試合会場において、現時点では誰の目にもそうとしか映らなかったかもしれませんが、もしかしたら会場でたった1人だけ、その目に違うものを宿していた男がいたはず・・・です。
成田です。成田ですよ。
この男が本当に手放しでエース継承戦を見守っていたと思いますか?私には到底そんな風には思えない。ここからは私の空想における成田の胸中を言葉にさせて頂きます。
「海野が将来のエースだって誰が決めたのか?会社か?ファンか?棚橋か?なぜ?どうして?俺がエースになっっちゃいけないのか?
海野だって俺だってまだ黒パン一枚で同等の立ち位置でしかないはず、それなにのなぜ?なぜ既に決めつけられる?父親がレフリーやってたら自動的にエースになれるのか??? 」
成田の心中は穏やかではなかったはずです。
このエース継承物語のカギはもしかしたら成田かもしれません。成田の海野に対するジェラシー、ここです、ここを書き足さなければ今回の記事の意味がありませんでした。

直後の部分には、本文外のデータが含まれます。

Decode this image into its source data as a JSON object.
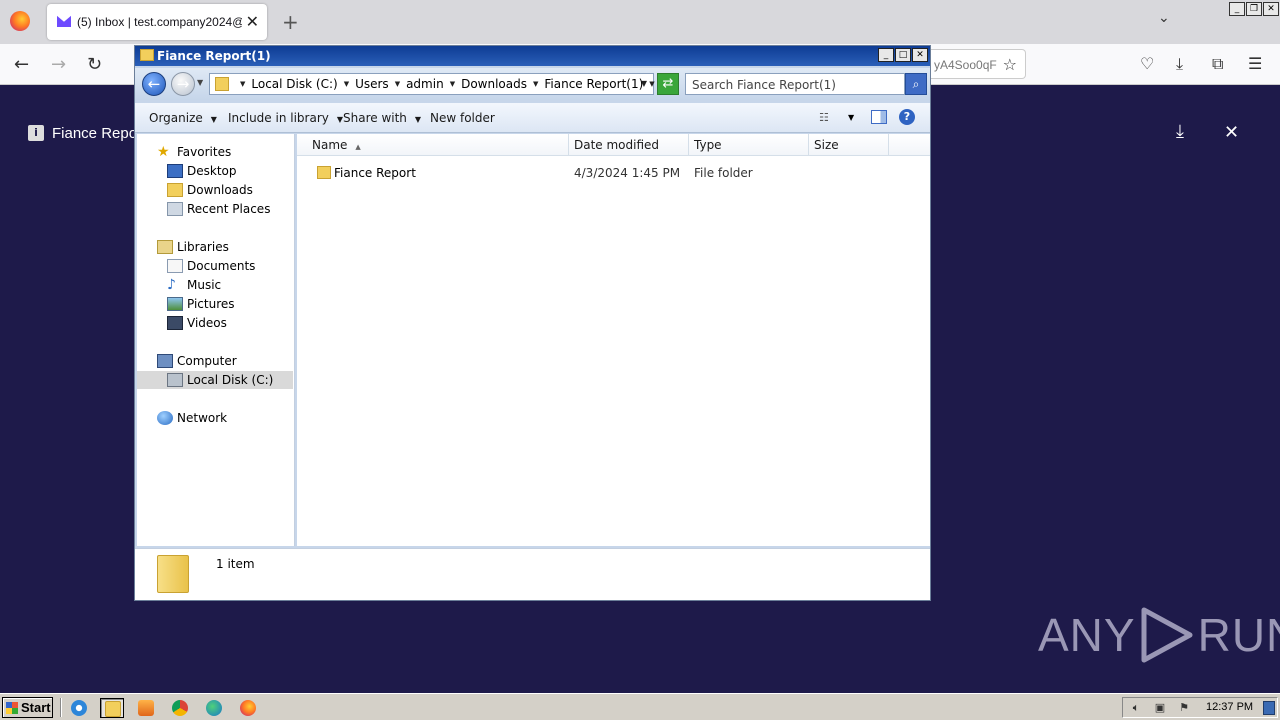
{
  "browser": {
    "tab_title": "(5) Inbox | test.company2024@pr",
    "url_fragment": "yA4Soo0qF",
    "page_header_title": "Fiance Repo"
  },
  "explorer": {
    "window_title": "Fiance Report(1)",
    "breadcrumb": [
      "Local Disk (C:)",
      "Users",
      "admin",
      "Downloads",
      "Fiance Report(1)"
    ],
    "search_placeholder": "Search Fiance Report(1)",
    "toolbar": {
      "organize": "Organize",
      "include_in_library": "Include in library",
      "share_with": "Share with",
      "new_folder": "New folder"
    },
    "nav": {
      "favorites": "Favorites",
      "desktop": "Desktop",
      "downloads": "Downloads",
      "recent_places": "Recent Places",
      "libraries": "Libraries",
      "documents": "Documents",
      "music": "Music",
      "pictures": "Pictures",
      "videos": "Videos",
      "computer": "Computer",
      "local_disk": "Local Disk (C:)",
      "network": "Network"
    },
    "columns": {
      "name": "Name",
      "date_modified": "Date modified",
      "type": "Type",
      "size": "Size"
    },
    "files": [
      {
        "name": "Fiance Report",
        "date_modified": "4/3/2024 1:45 PM",
        "type": "File folder",
        "size": ""
      }
    ],
    "details_count": "1 item"
  },
  "taskbar": {
    "start_label": "Start",
    "clock": "12:37 PM"
  },
  "watermark": {
    "left": "ANY",
    "right": "RUN"
  }
}
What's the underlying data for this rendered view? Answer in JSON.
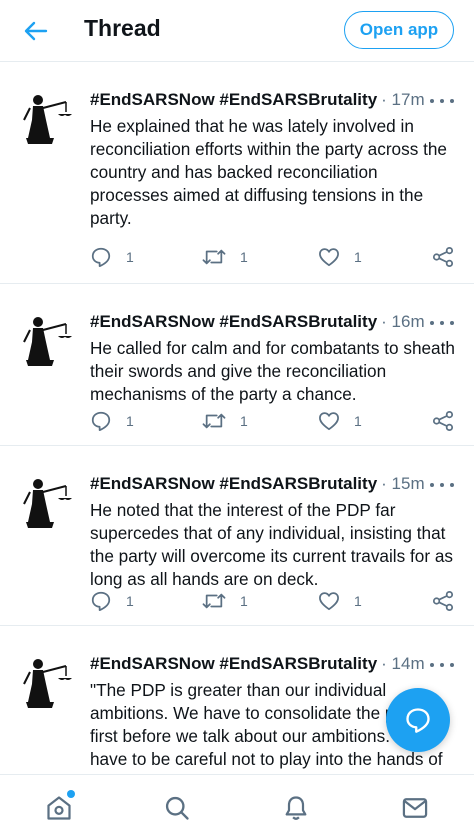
{
  "header": {
    "title": "Thread",
    "open_app_label": "Open app"
  },
  "colors": {
    "accent": "#1da1f2",
    "text": "#0f1419",
    "muted": "#5b7083",
    "divider": "#e6ecf0"
  },
  "tweets": [
    {
      "author": "#EndSARSNow #EndSARSBrutality",
      "time": "· 17m",
      "text": "He explained that he was lately involved in reconciliation efforts within the party across the country and has backed reconciliation processes aimed at diffusing tensions in the party.",
      "replies": "1",
      "retweets": "1",
      "likes": "1"
    },
    {
      "author": "#EndSARSNow #EndSARSBrutality",
      "time": "· 16m",
      "text": "He called for calm and for combatants to sheath their swords and give the reconciliation mechanisms of the party a chance.",
      "replies": "1",
      "retweets": "1",
      "likes": "1"
    },
    {
      "author": "#EndSARSNow #EndSARSBrutality",
      "time": "· 15m",
      "text": "He noted that the interest of the PDP far supercedes that of any individual, insisting that the party will overcome its current travails for as long as all hands are on deck.",
      "replies": "1",
      "retweets": "1",
      "likes": "1"
    },
    {
      "author": "#EndSARSNow #EndSARSBrutality",
      "time": "· 14m",
      "text": "\"The PDP is greater than our individual ambitions. We have to consolidate the party first before we talk about our ambitions. We have to be careful not to play into the hands of the ruling party..."
    }
  ],
  "icons": {
    "back": "arrow-left-icon",
    "more": "more-dots-icon",
    "reply": "reply-icon",
    "retweet": "retweet-icon",
    "like": "heart-icon",
    "share": "share-icon",
    "compose": "compose-icon",
    "home": "home-icon",
    "search": "search-icon",
    "notifications": "bell-icon",
    "messages": "mail-icon"
  }
}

序の次は破なる展開が待っています、成田には今後の既定路線を破壊してほしい。その立ち回りは成田にしかできない、成田は海野と今は仲の良いヤングライオン同志かもしれません、しかしそれもいつか破壊せざる負えない場面が来るはずです。
それをやるのは成田であってほしい。
裏切りだけがプロレスじゃない、でも仲が良いだけもプロレスじゃない。
成田が独自の物語を創る事ができる可能性は無数に転がっています。
皆さんは海野と成田、どちらのストーリーを望みますか?
大丈夫です、どちらのストーリーを追いかけたとしても、いつか必ずその物語は繋がってしまうのだから。